Ecosyste.ms: Awesome
An open API service indexing awesome lists of open source software.
https://github.com/sbaack/github-scraper
A scraper focused on organizational Github accounts and their members.
https://github.com/sbaack/github-scraper
Last synced: 5 days ago
JSON representation
A scraper focused on organizational Github accounts and their members.
- Host: GitHub
- URL: https://github.com/sbaack/github-scraper
- Owner: sbaack
- License: gpl-3.0
- Created: 2015-09-21T13:10:24.000Z (about 9 years ago)
- Default Branch: main
- Last Pushed: 2022-08-01T13:23:33.000Z (over 2 years ago)

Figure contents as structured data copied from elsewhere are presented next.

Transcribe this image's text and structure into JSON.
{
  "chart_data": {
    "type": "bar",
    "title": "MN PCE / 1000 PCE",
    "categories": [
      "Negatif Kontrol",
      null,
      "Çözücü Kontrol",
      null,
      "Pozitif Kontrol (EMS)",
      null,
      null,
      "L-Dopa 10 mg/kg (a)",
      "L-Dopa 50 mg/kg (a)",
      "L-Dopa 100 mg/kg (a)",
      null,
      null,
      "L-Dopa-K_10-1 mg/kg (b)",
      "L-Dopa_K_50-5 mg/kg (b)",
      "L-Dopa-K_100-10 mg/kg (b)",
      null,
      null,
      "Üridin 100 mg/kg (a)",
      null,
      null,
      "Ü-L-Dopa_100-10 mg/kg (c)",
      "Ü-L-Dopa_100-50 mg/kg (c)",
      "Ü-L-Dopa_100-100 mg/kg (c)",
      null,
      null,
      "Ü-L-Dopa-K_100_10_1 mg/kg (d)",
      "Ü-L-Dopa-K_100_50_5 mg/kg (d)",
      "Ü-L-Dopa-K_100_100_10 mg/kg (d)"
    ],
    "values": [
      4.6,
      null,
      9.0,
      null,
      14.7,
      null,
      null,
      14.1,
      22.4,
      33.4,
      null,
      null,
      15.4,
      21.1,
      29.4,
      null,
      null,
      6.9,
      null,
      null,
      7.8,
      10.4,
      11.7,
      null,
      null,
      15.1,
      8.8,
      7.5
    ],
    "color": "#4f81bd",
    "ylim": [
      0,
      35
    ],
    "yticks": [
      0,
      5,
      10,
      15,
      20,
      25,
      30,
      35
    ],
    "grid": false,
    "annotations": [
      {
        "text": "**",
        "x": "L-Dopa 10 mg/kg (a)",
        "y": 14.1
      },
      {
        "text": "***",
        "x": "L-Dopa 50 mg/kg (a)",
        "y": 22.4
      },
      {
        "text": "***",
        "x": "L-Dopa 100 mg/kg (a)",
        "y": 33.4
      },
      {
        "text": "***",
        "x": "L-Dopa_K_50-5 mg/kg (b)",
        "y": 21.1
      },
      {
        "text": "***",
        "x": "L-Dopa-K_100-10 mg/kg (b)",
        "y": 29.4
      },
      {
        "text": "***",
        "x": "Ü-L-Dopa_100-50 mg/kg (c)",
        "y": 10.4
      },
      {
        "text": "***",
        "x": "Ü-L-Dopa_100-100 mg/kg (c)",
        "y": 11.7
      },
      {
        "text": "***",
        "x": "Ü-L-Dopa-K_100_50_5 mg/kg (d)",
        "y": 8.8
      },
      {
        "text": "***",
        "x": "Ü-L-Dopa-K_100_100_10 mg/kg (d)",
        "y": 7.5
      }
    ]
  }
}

- Last Synced: 2024-08-02T12:48:18.534Z (3 months ago)
- Language: Python
- Homepage:
- Size: 82 KB
- Stars: 39
- Watchers: 2
- Forks: 13
- Open Issues: 1
-
Metadata Files:
- Readme: README.md
- License: LICENSE
Awesome Lists containing this project
- awesome-starred - sbaack/github-scraper - A scraper focused on organizational Github accounts and their members. (others)
README
# GitHub scraper
This tool focuses on scraping information from _[organizational Github accounts](https://developer.github.com/v3/orgs/)_, which means that it only takes a list of organizations as input, not normal user accounts. It generates CSV spreadsheets or [GEXF](https://gephi.org/gexf/format/) files to be used in network analysis software like [Gephi](https://gephi.github.io/).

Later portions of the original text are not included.